I made your day because you can't read, or don't know the language. I did NOT suggest that both examples were made with the same focal length and distance. I suggested that EACH of the 2 were, as they WERE. In other words, each of your 2 examples use the same focal length and distance when comparing the 4 examples.

But maybe there is just a language issue. Can you define "the same exact focal length" and "the same exact distance" and use the numbers above?

I just did.

Just to make it clear, by

" Um, yeah. 2 examples, each comparing at the same exact focal length and distance."

you mean that the exact focal lenght and distance of the scenario was wrong or good way to find out if D7100's untuned PDAF was ok or not, compared to the other bodies?

This "um yeah" makes me feel you think it was wrong.

And how would you solve the wrong fine tune of the lenses differently than by fine tune?

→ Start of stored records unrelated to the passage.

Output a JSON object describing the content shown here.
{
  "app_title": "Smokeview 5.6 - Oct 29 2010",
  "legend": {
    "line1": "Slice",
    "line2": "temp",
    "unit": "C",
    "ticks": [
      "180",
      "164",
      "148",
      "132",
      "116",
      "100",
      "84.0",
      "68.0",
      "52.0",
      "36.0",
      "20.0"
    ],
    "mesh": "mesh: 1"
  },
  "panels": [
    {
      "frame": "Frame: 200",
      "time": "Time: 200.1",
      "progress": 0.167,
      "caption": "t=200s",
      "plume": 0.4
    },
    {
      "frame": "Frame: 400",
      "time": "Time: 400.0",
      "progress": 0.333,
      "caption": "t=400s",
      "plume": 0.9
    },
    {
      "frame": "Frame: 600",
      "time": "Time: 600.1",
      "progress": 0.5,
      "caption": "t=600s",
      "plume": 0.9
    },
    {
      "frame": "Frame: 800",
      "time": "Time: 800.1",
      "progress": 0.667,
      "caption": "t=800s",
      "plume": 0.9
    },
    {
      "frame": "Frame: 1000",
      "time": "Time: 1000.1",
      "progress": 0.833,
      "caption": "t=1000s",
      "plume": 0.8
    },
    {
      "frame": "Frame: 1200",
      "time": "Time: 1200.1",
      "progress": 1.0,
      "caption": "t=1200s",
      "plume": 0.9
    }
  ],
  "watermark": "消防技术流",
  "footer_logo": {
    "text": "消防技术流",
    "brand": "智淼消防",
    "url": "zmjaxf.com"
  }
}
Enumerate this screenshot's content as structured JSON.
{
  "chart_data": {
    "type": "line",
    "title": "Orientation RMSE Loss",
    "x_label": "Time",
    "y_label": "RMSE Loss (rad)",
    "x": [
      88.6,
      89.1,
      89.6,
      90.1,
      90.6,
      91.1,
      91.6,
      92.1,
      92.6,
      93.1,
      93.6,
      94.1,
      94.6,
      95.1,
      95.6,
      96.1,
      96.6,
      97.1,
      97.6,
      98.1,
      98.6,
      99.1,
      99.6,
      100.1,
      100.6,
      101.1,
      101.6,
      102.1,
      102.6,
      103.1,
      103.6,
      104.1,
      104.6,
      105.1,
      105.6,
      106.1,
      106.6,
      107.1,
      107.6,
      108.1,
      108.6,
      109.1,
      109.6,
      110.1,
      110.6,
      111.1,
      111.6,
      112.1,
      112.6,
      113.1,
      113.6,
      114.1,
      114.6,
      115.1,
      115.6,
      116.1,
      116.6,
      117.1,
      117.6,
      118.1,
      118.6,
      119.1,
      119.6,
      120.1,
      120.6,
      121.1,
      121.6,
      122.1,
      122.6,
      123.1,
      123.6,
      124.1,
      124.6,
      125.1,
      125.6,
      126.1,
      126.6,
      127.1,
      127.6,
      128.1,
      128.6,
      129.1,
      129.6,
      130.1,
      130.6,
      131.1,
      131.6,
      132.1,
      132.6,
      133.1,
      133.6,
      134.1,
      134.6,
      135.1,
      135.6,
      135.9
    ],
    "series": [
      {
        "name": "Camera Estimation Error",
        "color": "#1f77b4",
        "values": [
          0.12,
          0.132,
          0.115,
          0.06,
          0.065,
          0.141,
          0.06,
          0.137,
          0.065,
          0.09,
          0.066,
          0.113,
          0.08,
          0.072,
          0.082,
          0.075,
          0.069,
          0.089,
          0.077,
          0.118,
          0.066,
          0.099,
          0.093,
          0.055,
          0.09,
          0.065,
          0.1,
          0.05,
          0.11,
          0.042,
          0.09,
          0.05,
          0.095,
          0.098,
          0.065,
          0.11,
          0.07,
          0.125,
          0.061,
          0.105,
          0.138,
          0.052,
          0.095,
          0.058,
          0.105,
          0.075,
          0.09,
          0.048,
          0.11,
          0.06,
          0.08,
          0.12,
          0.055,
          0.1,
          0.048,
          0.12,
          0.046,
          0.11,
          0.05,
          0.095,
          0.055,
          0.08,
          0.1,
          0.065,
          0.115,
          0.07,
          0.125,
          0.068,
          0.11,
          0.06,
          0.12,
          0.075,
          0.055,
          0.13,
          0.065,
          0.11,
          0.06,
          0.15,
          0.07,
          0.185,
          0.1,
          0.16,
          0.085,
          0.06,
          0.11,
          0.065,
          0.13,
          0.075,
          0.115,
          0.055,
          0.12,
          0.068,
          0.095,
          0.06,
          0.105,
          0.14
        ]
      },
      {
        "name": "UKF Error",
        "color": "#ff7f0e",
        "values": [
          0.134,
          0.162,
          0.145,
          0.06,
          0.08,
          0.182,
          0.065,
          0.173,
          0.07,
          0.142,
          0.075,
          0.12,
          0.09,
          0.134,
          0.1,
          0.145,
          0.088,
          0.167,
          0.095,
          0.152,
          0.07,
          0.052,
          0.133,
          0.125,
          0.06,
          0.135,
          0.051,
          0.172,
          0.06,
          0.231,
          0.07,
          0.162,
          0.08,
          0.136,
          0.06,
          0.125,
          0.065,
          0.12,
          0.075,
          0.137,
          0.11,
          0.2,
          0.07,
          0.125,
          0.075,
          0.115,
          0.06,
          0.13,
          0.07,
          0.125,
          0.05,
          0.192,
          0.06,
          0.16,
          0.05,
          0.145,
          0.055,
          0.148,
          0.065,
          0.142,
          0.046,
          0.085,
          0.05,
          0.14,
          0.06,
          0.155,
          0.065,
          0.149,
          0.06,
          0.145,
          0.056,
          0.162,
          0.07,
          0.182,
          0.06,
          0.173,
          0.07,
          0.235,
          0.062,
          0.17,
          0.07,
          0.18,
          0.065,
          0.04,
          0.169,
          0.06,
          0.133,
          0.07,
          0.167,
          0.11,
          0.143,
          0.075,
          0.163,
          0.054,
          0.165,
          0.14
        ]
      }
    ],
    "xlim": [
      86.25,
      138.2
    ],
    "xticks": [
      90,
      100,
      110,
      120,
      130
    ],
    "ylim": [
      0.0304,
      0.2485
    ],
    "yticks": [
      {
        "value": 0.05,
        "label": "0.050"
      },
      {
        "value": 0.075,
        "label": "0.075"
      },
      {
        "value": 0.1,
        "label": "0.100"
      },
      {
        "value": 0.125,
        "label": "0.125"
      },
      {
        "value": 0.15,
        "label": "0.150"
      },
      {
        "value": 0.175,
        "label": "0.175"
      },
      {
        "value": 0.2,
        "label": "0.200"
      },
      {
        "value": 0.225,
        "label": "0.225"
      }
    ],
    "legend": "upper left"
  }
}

I would use a lot more scientific approach to testing and evaluating than you are, and I'd VERY, VERY likely find that no fine tune was needed.

You mean in that those two examples where

D7100 fine tuned to 0 gave visibly poor results of PDAF compared to other bodies and fine-tuned D7100

was in your opinion actually right


the fine tuned sharper one

was actually wrong?

Because you'd come to conclusion that in fact "no fine tune was needed"? Really?

Then, if no fine tune was needed, how come that untuned D7100 was so poor and so much better after being fine tuned?

How many times would you like me to explain that RESULTS MAY VARY DEPENDING ON 3 THINGS: FOCAL LENGTH IN USE, DISTANCE TO SUBJECT, AND LIGHT TEMPERATURE?  That said AND that every lens will be different.

I am not giving you (or the OP) advice based upon no experience, or what I've read.  I'm giving it BECAUSE I HAVE ALREADY TRIED IT.